For some hard-hit cities, Kinsa also sent The New York Times fever data plotted on a timeline of restrictions enacted by mayors or governors.

Those graphs, Dr. Schaffner noted, showed that simply declaring a state of emergency or limiting the size of public gatherings did not affect the number of people reporting fevers.

But closing restaurants and bars and asking people to stay in their homes produced dramatic results in all three cities.

For example, in Manhattan, reports of fevers steadily rose during early March, despite a declaration of emergency on March 7 and an order on March 12 that public gatherings be restricted to less than 500 people.

The turning point began on March 16, the day schools were closed. Bars and restaurants were closed the next day, and a stay-at-home order took effect on March 20. By March 23, new fevers in Manhattan were below their March 1 levels.

Bill de Blasio dawdled for weeks about whether to close NYC’s schools until finally relenting under heavy pressure, including from his own staff. If he had shut schools two weeks earlier instead of urging New Yorkers to “get out on the town,” the city might be approaching a smaller peak of COVID-19 cases at this very moment. Instead they’re still a week or two away with a much bigger mountain to climb. The shutdown effect in Miami was dramatic too, according to Kinsa’s founder. He told the Times that fever rates there continued to soar past the declaration of emergency on March 12 and even the closure of schools on March 16. Not until bars and restaurants were finally shuttered on March 18 did they begin to diminish.

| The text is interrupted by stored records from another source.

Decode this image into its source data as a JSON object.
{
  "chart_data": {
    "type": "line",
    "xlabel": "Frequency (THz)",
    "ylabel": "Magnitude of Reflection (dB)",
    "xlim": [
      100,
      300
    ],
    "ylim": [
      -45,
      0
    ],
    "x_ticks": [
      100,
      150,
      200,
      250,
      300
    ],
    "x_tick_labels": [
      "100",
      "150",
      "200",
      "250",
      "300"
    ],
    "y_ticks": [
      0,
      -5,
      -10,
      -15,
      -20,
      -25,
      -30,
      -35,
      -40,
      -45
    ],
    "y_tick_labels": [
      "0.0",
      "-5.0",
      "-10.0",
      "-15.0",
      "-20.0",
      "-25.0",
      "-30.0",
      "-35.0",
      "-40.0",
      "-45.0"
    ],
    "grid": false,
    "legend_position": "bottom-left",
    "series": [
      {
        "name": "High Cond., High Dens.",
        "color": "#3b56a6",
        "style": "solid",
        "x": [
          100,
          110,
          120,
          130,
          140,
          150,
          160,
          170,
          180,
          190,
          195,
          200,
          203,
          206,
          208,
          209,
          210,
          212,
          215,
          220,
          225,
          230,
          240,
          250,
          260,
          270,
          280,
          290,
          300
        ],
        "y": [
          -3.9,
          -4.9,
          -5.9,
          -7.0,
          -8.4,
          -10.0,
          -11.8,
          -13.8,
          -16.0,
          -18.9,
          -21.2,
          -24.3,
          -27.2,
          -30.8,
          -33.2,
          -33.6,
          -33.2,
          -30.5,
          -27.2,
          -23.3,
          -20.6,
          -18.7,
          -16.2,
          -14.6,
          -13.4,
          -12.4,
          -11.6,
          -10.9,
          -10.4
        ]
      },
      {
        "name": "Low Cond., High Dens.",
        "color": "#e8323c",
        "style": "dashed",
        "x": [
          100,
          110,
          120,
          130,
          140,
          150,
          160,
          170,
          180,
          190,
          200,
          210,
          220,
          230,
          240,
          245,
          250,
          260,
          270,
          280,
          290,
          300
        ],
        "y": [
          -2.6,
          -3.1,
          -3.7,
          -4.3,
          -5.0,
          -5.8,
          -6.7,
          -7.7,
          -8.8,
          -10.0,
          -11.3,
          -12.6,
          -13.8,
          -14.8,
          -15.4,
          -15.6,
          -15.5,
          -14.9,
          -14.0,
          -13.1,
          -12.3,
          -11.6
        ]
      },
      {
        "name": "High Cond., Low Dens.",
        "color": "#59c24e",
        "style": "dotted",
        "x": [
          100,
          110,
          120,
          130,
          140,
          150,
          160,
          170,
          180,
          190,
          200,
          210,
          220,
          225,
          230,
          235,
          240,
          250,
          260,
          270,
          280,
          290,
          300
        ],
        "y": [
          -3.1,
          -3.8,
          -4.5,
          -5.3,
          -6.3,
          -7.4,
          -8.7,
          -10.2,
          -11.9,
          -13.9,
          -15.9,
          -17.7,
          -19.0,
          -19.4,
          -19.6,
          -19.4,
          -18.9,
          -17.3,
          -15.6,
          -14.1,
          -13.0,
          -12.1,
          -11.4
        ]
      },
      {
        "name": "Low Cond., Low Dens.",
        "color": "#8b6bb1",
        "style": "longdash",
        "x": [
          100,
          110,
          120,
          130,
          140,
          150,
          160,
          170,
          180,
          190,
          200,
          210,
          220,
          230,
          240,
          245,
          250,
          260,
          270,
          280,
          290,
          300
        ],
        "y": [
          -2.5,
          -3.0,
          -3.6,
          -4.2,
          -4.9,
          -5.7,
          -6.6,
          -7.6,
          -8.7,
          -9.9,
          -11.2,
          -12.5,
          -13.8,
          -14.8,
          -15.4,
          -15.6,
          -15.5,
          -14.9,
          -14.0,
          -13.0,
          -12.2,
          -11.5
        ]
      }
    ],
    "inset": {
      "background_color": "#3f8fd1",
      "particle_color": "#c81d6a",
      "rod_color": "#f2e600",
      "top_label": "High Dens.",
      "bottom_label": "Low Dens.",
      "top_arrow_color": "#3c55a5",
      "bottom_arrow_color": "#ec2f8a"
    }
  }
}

There’s circumstantial evidence elsewhere that moving more quickly to shut schools and businesses, even by a few days, will meaningfully slow the spread of the disease. Enlarge the image below to see what a week’s delay has meant to Tennessee vis-a-vis its neighbor Kentucky:

If you prefer a comparison involving New York, here’s a dramatic result involving the San Francisco Bay Area:

New York State didn’t order residents to shelter in place until four days later. It’s not quite as simple as that, of course: NYC has higher density, which encourages the disease’s spread, and New York State is testing more than California is, which may be masking hidden contagion in the Bay Area. But the general point stands. Earlier shutdowns do meaningfully retard infection, which is what you’d expect. It’s not just a matter of depriving people of places to gather, like schools and bars, it’s a signal sent to the population that the crisis has reached a magnitude of such urgency that shutting down the economy is the only way to prevent (or mitigate, in NYC’s case) catastrophe. If you want to send casual skeptics the message that it’s dangerous to be mingling and time to start practicing social distancing, that’s about as dramatic a way to do it as one can manage.

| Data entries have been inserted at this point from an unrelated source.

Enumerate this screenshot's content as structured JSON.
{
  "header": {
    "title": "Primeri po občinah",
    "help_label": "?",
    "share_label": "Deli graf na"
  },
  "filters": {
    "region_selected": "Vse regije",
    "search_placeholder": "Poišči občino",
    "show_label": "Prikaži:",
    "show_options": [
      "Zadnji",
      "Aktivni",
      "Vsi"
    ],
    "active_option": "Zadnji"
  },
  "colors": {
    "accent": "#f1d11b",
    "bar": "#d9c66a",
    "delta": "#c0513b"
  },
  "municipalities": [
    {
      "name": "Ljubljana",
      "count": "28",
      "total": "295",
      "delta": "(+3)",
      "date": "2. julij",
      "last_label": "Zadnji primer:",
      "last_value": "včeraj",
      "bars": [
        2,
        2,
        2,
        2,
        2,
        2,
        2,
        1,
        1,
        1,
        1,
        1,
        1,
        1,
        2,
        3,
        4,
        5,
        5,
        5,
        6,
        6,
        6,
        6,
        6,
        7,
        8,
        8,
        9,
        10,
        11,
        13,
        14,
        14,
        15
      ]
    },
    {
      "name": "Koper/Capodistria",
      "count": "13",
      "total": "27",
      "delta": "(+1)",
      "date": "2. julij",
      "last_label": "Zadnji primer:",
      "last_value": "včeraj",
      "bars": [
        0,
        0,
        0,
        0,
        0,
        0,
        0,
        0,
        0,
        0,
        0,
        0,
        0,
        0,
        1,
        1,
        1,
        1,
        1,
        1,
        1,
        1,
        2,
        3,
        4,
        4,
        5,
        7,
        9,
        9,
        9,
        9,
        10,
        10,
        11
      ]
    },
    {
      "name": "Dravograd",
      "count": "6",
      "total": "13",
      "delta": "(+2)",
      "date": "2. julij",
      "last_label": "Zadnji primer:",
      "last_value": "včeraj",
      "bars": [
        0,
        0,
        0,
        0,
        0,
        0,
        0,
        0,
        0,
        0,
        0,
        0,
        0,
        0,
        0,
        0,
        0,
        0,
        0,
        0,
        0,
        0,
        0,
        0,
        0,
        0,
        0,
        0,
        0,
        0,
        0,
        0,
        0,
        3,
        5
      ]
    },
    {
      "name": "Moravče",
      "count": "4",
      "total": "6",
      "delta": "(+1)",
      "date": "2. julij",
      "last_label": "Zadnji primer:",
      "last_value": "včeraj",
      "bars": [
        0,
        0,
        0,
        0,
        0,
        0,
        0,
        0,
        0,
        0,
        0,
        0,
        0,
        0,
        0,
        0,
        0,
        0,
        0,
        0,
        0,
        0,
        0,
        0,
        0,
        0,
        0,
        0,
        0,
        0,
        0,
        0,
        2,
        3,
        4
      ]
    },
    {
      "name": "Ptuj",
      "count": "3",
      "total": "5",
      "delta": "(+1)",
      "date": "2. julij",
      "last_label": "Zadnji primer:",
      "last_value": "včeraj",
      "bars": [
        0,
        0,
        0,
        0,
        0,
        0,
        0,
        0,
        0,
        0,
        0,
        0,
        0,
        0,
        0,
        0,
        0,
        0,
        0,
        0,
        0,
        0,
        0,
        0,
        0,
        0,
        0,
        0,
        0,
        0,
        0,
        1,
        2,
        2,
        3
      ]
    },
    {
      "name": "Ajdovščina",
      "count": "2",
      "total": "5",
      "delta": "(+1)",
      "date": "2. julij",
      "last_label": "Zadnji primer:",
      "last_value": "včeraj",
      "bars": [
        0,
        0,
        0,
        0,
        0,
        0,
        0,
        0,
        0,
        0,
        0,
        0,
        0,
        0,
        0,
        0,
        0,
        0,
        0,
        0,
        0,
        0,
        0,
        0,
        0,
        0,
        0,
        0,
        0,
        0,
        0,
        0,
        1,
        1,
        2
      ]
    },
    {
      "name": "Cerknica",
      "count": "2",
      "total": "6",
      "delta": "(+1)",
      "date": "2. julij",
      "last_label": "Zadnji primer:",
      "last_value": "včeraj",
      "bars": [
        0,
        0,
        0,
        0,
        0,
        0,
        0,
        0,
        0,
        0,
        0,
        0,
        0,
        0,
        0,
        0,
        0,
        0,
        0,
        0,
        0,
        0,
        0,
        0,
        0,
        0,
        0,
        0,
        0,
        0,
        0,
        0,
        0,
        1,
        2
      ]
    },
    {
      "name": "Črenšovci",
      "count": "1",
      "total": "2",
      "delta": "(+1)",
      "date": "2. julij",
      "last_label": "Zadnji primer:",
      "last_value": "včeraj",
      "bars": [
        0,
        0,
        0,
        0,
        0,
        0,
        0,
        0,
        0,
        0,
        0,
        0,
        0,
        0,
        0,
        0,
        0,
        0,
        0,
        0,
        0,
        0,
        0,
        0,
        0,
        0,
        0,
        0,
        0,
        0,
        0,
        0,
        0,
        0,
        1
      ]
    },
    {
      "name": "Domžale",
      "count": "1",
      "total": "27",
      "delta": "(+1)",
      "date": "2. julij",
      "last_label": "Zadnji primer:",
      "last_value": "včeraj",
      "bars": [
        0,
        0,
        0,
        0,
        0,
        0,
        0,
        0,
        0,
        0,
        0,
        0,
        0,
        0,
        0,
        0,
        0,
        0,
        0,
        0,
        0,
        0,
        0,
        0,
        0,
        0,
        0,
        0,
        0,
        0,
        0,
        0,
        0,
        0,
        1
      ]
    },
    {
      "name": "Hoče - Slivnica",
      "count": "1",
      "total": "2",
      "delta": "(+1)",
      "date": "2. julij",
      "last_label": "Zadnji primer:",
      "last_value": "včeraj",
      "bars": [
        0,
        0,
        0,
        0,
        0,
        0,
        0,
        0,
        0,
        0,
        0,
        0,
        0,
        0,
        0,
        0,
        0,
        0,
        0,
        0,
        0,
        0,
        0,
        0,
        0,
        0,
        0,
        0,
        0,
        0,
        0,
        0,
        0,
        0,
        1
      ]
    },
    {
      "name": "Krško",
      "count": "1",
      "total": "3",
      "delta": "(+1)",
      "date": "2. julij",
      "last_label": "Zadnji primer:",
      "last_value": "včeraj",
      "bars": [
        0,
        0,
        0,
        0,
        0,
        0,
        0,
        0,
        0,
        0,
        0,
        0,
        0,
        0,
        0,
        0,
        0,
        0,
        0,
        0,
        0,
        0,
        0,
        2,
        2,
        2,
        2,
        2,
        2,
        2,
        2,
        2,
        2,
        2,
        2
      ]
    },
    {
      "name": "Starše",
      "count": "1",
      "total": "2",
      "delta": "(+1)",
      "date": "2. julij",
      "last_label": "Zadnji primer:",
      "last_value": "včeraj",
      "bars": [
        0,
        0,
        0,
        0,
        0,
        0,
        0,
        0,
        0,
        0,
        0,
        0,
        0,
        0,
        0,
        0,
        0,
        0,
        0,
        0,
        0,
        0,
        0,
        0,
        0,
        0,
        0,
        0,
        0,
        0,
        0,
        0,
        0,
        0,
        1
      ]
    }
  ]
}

Seems like the message has been received:

I’ll leave you with one more piece of Kinsa data. Check virtually any county on their map of the U.S. and you’ll find fevers trending lower, sometimes so low that they’re below historical norms for this time of year. (Social distancing reduces not only COVID-19 infections but flu infections, of course.) But not quite every county. Gulp:

That’s Brooklyn. All four of NYC’s other boroughs show the same trend: Although fevers in each remain in “typical” range for the moment, they’ve begun to trend slightly higher in the past few days despite the lockdowns and the fear of infection that’s keeping city residents at home. Why would fever rates be increasing in the one spot in the U.S. more than any other where people have the strongest incentive to keep their distance?